The US House Oversight Committee sent a letter to the Federal Trade Commission saying it had found evidence that NFL commanders in Washington were engaging in illegal financial conduct.

WASHINGTON (AP) — The U.S. House Oversight Committee has sent a letter to the Federal Trade Commission saying it has found evidence that NFL Washington commanders engaged in potentially illegal financial conduct during more than a decade by withholding revenue from visiting team tickets and refundable fan deposits.

In the letter obtained by The Associated Press on Tuesday, the committee described, through testimony from former employees and access to emails and documents, a pattern of financial irregularities by owner Dan Snyder and executives of the team. At one point in 2016, the committee said the team retained up to $5 million from 2,000 season ticket holders while hiding shareable revenue from the league.

A former employee testified before Congress saying the team had two separate financial books — one with underreported ticket revenue that went to the NFL — and a full, complete picture. Reportedly, Snyder was aware of the numbers shared with the league while being aware of the actual data.

The business practice was known as “juice” within the Washington front office.
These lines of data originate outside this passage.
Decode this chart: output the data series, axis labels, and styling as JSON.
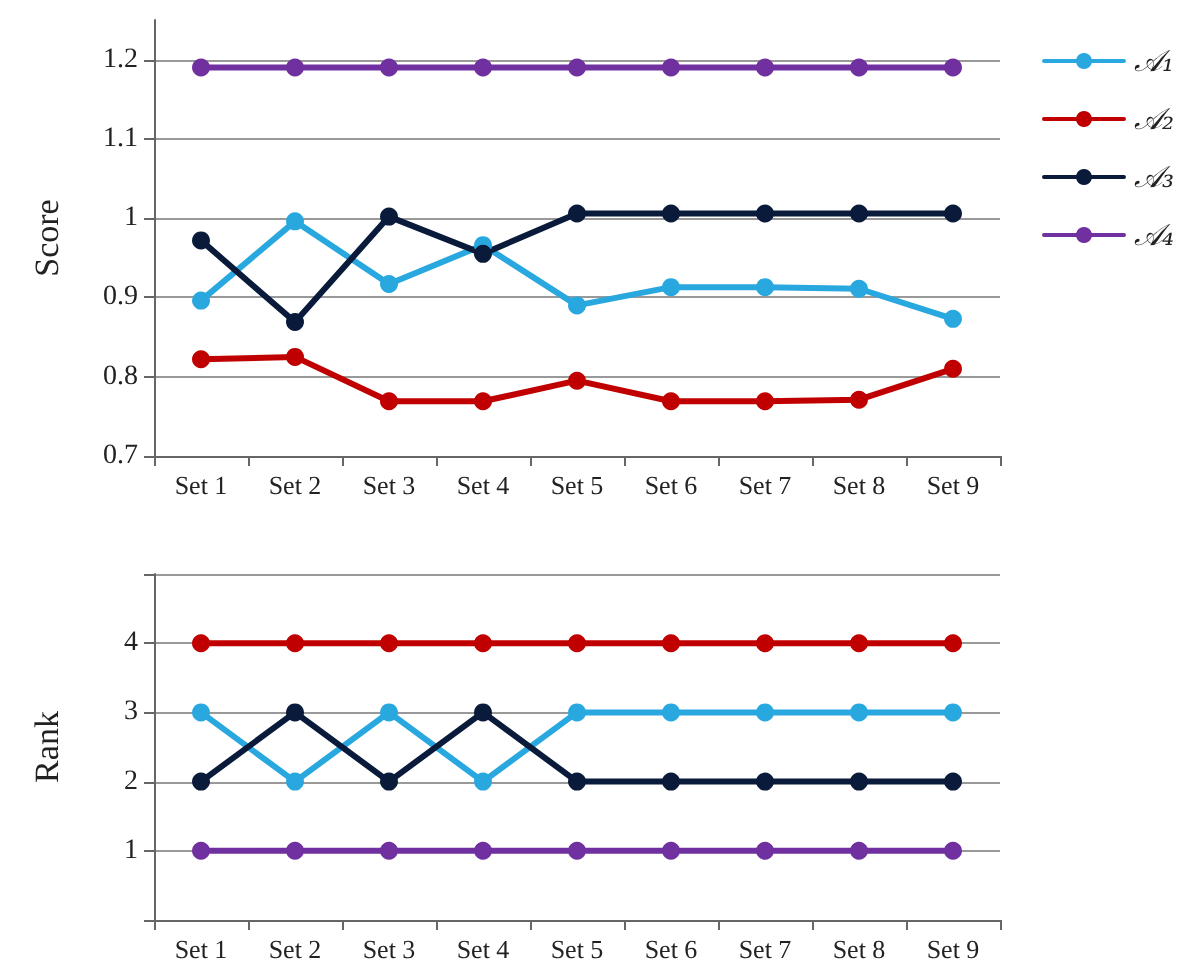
{
  "chart_data": [
    {
      "type": "line",
      "ylabel": "Score",
      "categories": [
        "Set 1",
        "Set 2",
        "Set 3",
        "Set 4",
        "Set 5",
        "Set 6",
        "Set 7",
        "Set 8",
        "Set 9"
      ],
      "series": [
        {
          "name": "𝒜₁",
          "color": "#29a8e0",
          "values": [
            0.896,
            0.996,
            0.917,
            0.966,
            0.89,
            0.913,
            0.913,
            0.911,
            0.873
          ]
        },
        {
          "name": "𝒜₂",
          "color": "#c00000",
          "values": [
            0.822,
            0.825,
            0.769,
            0.769,
            0.795,
            0.769,
            0.769,
            0.771,
            0.81
          ]
        },
        {
          "name": "𝒜₃",
          "color": "#0a1a3a",
          "values": [
            0.972,
            0.869,
            1.002,
            0.955,
            1.006,
            1.006,
            1.006,
            1.006,
            1.006
          ]
        },
        {
          "name": "𝒜₄",
          "color": "#7030a0",
          "values": [
            1.19,
            1.19,
            1.19,
            1.19,
            1.19,
            1.19,
            1.19,
            1.19,
            1.19
          ]
        }
      ],
      "ylim": [
        0.7,
        1.25
      ],
      "yticks": [
        0.7,
        0.8,
        0.9,
        1,
        1.1,
        1.2
      ],
      "grid": "y",
      "legend": "right",
      "marker": "circle",
      "line_style": "solid"
    },
    {
      "type": "line",
      "ylabel": "Rank",
      "categories": [
        "Set 1",
        "Set 2",
        "Set 3",
        "Set 4",
        "Set 5",
        "Set 6",
        "Set 7",
        "Set 8",
        "Set 9"
      ],
      "series": [
        {
          "color": "#29a8e0",
          "values": [
            3,
            2,
            3,
            2,
            3,
            3,
            3,
            3,
            3
          ]
        },
        {
          "color": "#c00000",
          "values": [
            4,
            4,
            4,
            4,
            4,
            4,
            4,
            4,
            4
          ]
        },
        {
          "color": "#0a1a3a",
          "values": [
            2,
            3,
            2,
            3,
            2,
            2,
            2,
            2,
            2
          ]
        },
        {
          "color": "#7030a0",
          "values": [
            1,
            1,
            1,
            1,
            1,
            1,
            1,
            1,
            1
          ]
        }
      ],
      "ylim": [
        0,
        5
      ],
      "yticks": [
        {
          "value": 0,
          "label": null
        },
        1,
        2,
        3,
        4,
        {
          "value": 5,
          "label": null
        }
      ],
      "grid": "y",
      "marker": "circle",
      "line_style": "solid"
    }
  ]
}
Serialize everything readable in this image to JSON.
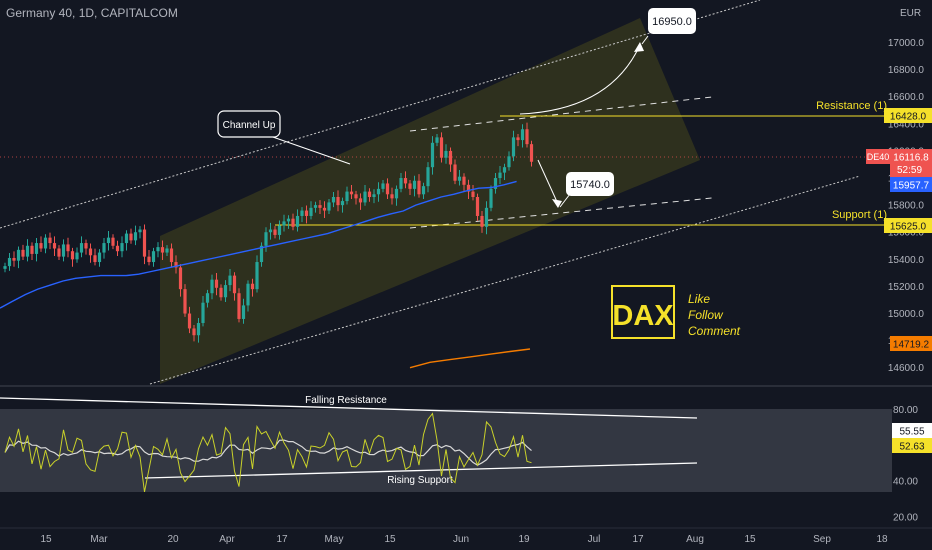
{
  "header": {
    "title": "Germany 40, 1D, CAPITALCOM",
    "currency": "EUR"
  },
  "chart_data": [
    {
      "type": "candlestick",
      "x_ticks": [
        "15",
        "Mar",
        "20",
        "Apr",
        "17",
        "May",
        "15",
        "Jun",
        "19",
        "Jul",
        "17",
        "Aug",
        "15",
        "Sep",
        "18"
      ],
      "y_ticks": [
        17000.0,
        16800.0,
        16600.0,
        16400.0,
        16200.0,
        16000.0,
        15800.0,
        15600.0,
        15400.0,
        15200.0,
        15000.0,
        14800.0,
        14600.0
      ],
      "ylim": [
        14480,
        17240
      ],
      "series": [
        {
          "close": [
            15350,
            15410,
            15390,
            15470,
            15420,
            15500,
            15440,
            15520,
            15480,
            15560,
            15520,
            15480,
            15420,
            15510,
            15460,
            15400,
            15450,
            15520,
            15480,
            15430,
            15380,
            15450,
            15520,
            15560,
            15500,
            15460,
            15520,
            15590,
            15540,
            15600,
            15620,
            15420,
            15380,
            15460,
            15490,
            15450,
            15480,
            15380,
            15340,
            15180,
            15000,
            14890,
            14840,
            14930,
            15080,
            15150,
            15250,
            15190,
            15120,
            15210,
            15280,
            15150,
            14960,
            15060,
            15220,
            15180,
            15380,
            15500,
            15600,
            15620,
            15580,
            15650,
            15680,
            15700,
            15640,
            15720,
            15760,
            15720,
            15780,
            15800,
            15780,
            15760,
            15820,
            15860,
            15800,
            15830,
            15900,
            15880,
            15850,
            15820,
            15900,
            15860,
            15880,
            15920,
            15960,
            15880,
            15850,
            15920,
            16000,
            15960,
            15920,
            15980,
            15880,
            15940,
            16080,
            16260,
            16300,
            16150,
            16200,
            16100,
            15980,
            16010,
            15950,
            15900,
            15860,
            15720,
            15640,
            15780,
            15920,
            16000,
            16040,
            16080,
            16160,
            16300,
            16280,
            16360,
            16250,
            16120
          ],
          "ma": [
            15040,
            15090,
            15140,
            15180,
            15210,
            15240,
            15260,
            15270,
            15280,
            15280,
            15280,
            15290,
            15310,
            15330,
            15350,
            15370,
            15390,
            15410,
            15430,
            15450,
            15470,
            15490,
            15510,
            15530,
            15550,
            15570,
            15590,
            15620,
            15650,
            15680,
            15710,
            15735,
            15757,
            15800,
            15830,
            15860,
            15880,
            15905,
            15925,
            15930,
            15950,
            15975
          ],
          "ma2": [
            14600,
            14640,
            14660,
            14680,
            14700,
            14720,
            14738
          ]
        }
      ]
    },
    {
      "type": "line",
      "ylim": [
        15,
        92
      ],
      "y_ticks": [
        80.0,
        60.0,
        40.0,
        20.0
      ]
    }
  ],
  "price_badges": {
    "symbol": "DE40",
    "last": "16116.8",
    "countdown": "52:59",
    "ma": "15957.7",
    "ma2": "14719.2",
    "levels": [
      "16428.0",
      "15625.0"
    ],
    "rsi_values": [
      "55.55",
      "52.63"
    ]
  },
  "labels": {
    "target_up": "16950.0",
    "target_down": "15740.0",
    "channel": "Channel Up",
    "resistance": "Resistance (1)",
    "support": "Support (1)",
    "falling_res": "Falling Resistance",
    "rising_sup": "Rising Support"
  },
  "promo": {
    "logo": "DAX",
    "line1": "Like",
    "line2": "Follow",
    "line3": "Comment"
  },
  "colors": {
    "bg": "#131722",
    "up": "#26a69a",
    "down": "#ef5350",
    "ma": "#2962ff",
    "ma2": "#f57c00",
    "gold": "#f5e12a",
    "channel": "#4a4a1f"
  }
}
And, if correct, it could cause significant problems for Snyder and the commanders.

Ticket revenue is shared among the 32 NFL teams, with 40% deposited into a visiting team fund. This money is part of the pillars of the league’s revenue-sharing commitment.
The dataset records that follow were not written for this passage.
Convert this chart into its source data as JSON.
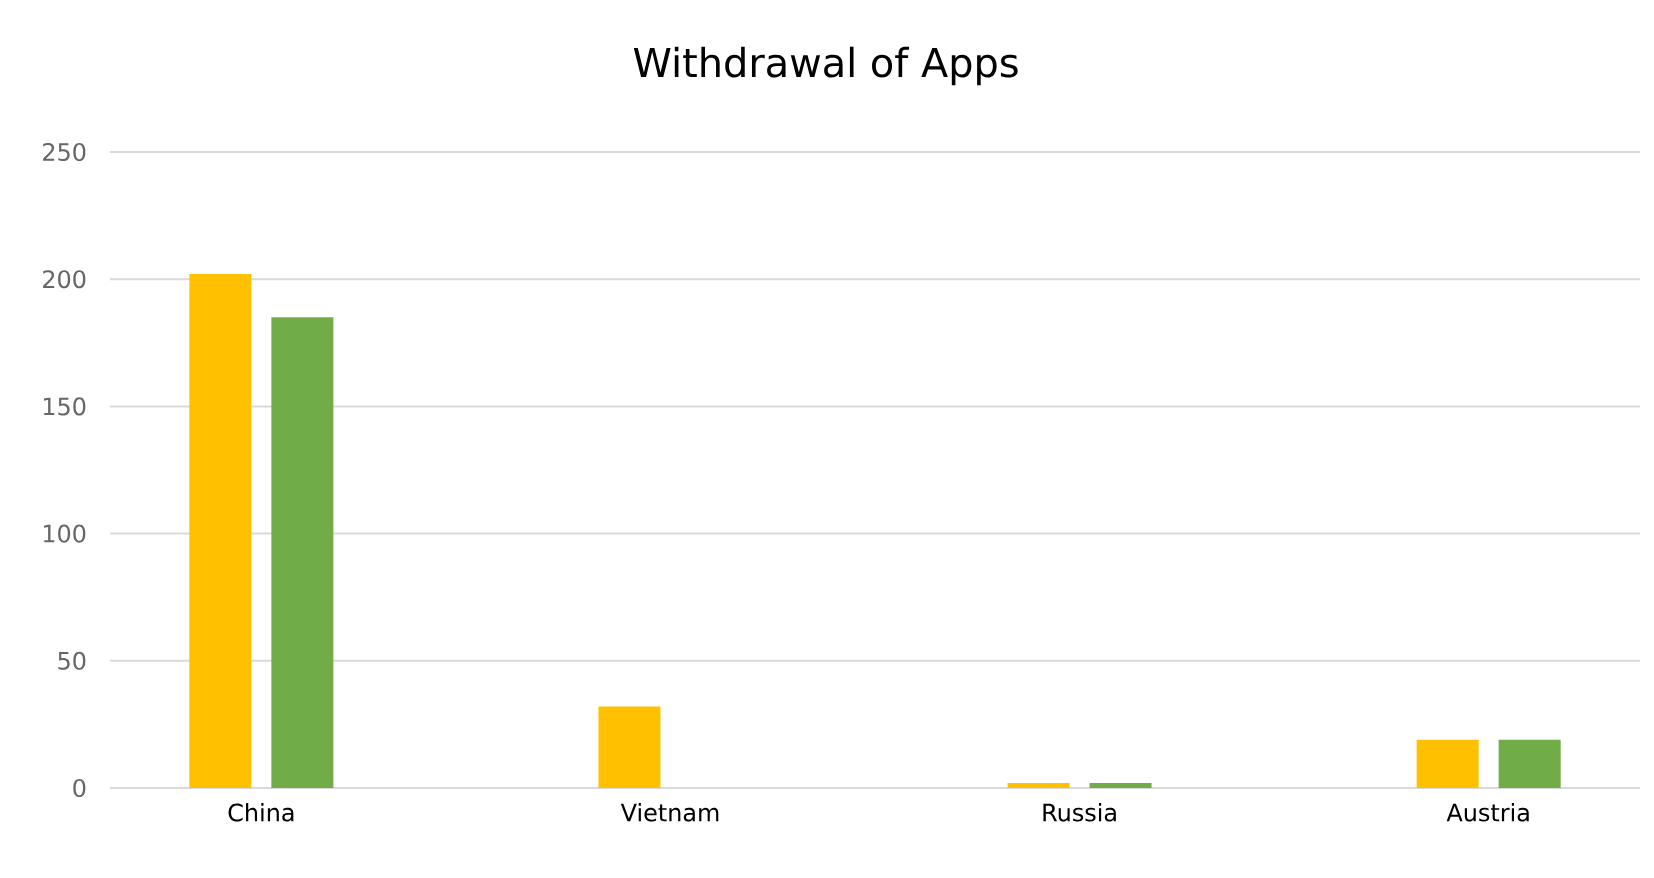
{
  "chart_data": {
    "type": "bar",
    "title": "Withdrawal of Apps",
    "categories": [
      "China",
      "Vietnam",
      "Russia",
      "Austria"
    ],
    "series": [
      {
        "color": "#ffc000",
        "values": [
          202,
          32,
          2,
          19
        ]
      },
      {
        "color": "#70ad47",
        "values": [
          185,
          null,
          2,
          19
        ]
      }
    ],
    "ylim": [
      0,
      250
    ],
    "yticks": [
      0,
      50,
      100,
      150,
      200,
      250
    ],
    "grid": "y"
  }
}
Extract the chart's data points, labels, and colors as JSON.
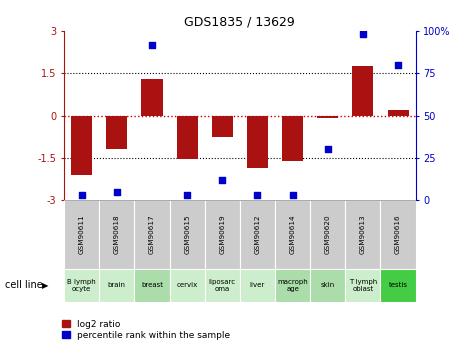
{
  "title": "GDS1835 / 13629",
  "samples": [
    "GSM90611",
    "GSM90618",
    "GSM90617",
    "GSM90615",
    "GSM90619",
    "GSM90612",
    "GSM90614",
    "GSM90620",
    "GSM90613",
    "GSM90616"
  ],
  "cell_lines": [
    "B lymph\nocyte",
    "brain",
    "breast",
    "cervix",
    "liposarc\noma",
    "liver",
    "macroph\nage",
    "skin",
    "T lymph\noblast",
    "testis"
  ],
  "log2_ratio": [
    -2.1,
    -1.2,
    1.3,
    -1.55,
    -0.75,
    -1.85,
    -1.6,
    -0.1,
    1.75,
    0.2
  ],
  "percentile_rank": [
    3,
    5,
    92,
    3,
    12,
    3,
    3,
    30,
    98,
    80
  ],
  "bar_color": "#aa1111",
  "dot_color": "#0000cc",
  "ylim": [
    -3,
    3
  ],
  "yticks_left": [
    -3,
    -1.5,
    0,
    1.5,
    3
  ],
  "ytick_labels_left": [
    "-3",
    "-1.5",
    "0",
    "1.5",
    "3"
  ],
  "yticks_right": [
    0,
    25,
    50,
    75,
    100
  ],
  "ytick_labels_right": [
    "0",
    "25",
    "50",
    "75",
    "100%"
  ],
  "hline_zero_color": "#cc0000",
  "hline_dotted_color": "#000000",
  "sample_bg": "#cccccc",
  "cell_line_colors": [
    "#cceecc",
    "#cceecc",
    "#aaddaa",
    "#cceecc",
    "#cceecc",
    "#cceecc",
    "#aaddaa",
    "#aaddaa",
    "#cceecc",
    "#44cc44"
  ],
  "legend_red_label": "log2 ratio",
  "legend_blue_label": "percentile rank within the sample",
  "cell_line_label": "cell line"
}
A team spokeswoman said there was no further comment and referred to the March 31 statement: “The team categorically denies any suggestion of financial impropriety of any kind. at any time.”

“We adhere to strict internal processes that comply with industry and accounting standards, are audited annually by a globally respected independent auditing firm and are also subject to regular audits by the NFL. We continue to cooperate fully with the work of the Committee.
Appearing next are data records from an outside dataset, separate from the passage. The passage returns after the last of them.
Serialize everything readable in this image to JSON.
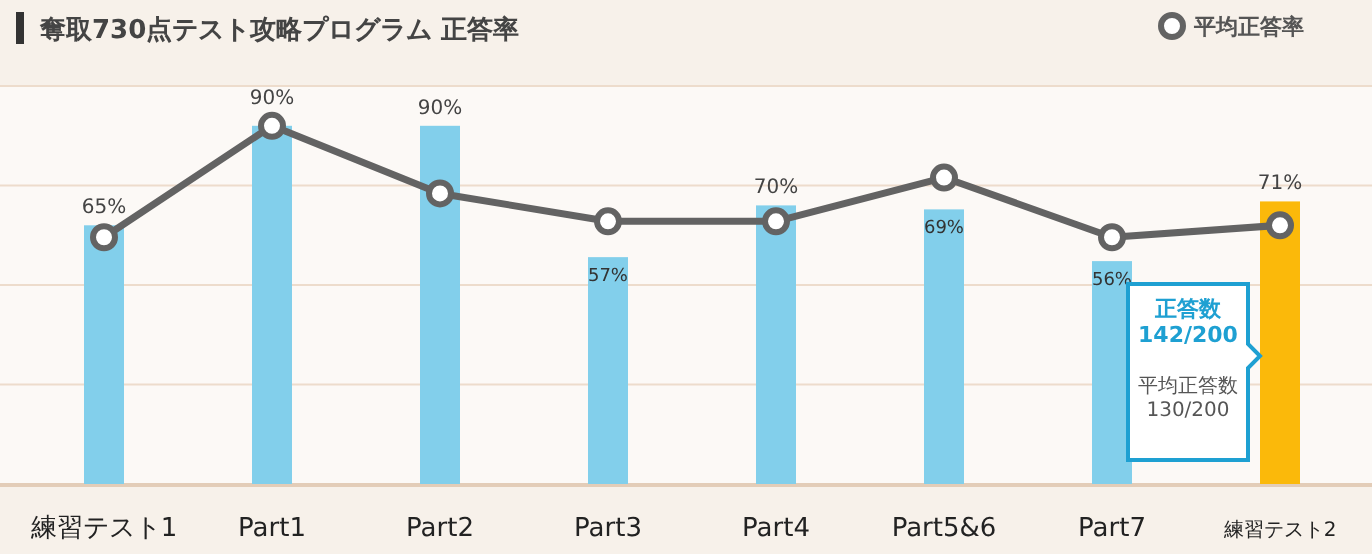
{
  "chart_data": {
    "type": "bar",
    "title": "奪取730点テスト攻略プログラム 正答率",
    "categories": [
      "練習テスト1",
      "Part1",
      "Part2",
      "Part3",
      "Part4",
      "Part5&6",
      "Part7",
      "練習テスト2"
    ],
    "series": [
      {
        "type": "bar",
        "colors": [
          "#82cfeb",
          "#82cfeb",
          "#82cfeb",
          "#82cfeb",
          "#82cfeb",
          "#82cfeb",
          "#82cfeb",
          "#fbb90a"
        ],
        "values": [
          65,
          90,
          90,
          57,
          70,
          69,
          56,
          71
        ],
        "value_labels": [
          "65%",
          "90%",
          "90%",
          "57%",
          "70%",
          "69%",
          "56%",
          "71%"
        ]
      },
      {
        "type": "line",
        "name": "平均正答率",
        "color": "#636363",
        "values": [
          62,
          90,
          73,
          66,
          66,
          77,
          62,
          65
        ]
      }
    ],
    "marker": "circle",
    "line_style": "solid",
    "ylim": [
      0,
      100
    ],
    "yticks": [
      {
        "value": 25,
        "label": null
      },
      {
        "value": 50,
        "label": null
      },
      {
        "value": 75,
        "label": null
      },
      {
        "value": 100,
        "label": null
      }
    ],
    "tick_labels": "x",
    "grid": "y",
    "legend": "top right",
    "annotations": [
      "正答数\n142/200",
      "平均正答数\n130/200"
    ]
  }
}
The league did not immediately respond to a message seeking comment.

The committee is sharing documents with the FTC while asking the commission to take all necessary steps to ensure that the money is returned to its rightful owners.

Congress launched an investigation into the team’s workplace misconduct after the league failed to release a report detailing the findings of an independent investigation into the matter. After the testimony of former employees, this investigation extended to the finances of the organization.

Lawyers Lisa Banks and Debra Katz, who represent more than 40 former employees, some of whom have testified, called the letter “damning”.

“It is clear that the team’s misconduct goes far beyond the sexual harassment and abuse of employees already documented and has also impacted the bottom line of the NFL, other NFL owners and fans. team,” they said in a statement. “We are proud of our many customers who have come forward at great personal risk to reveal the truth and move us closer to full transparency on the full extent of the Washington Commanders’ dysfunction.”


Associated Press reporter Farnoush Amiri contributed.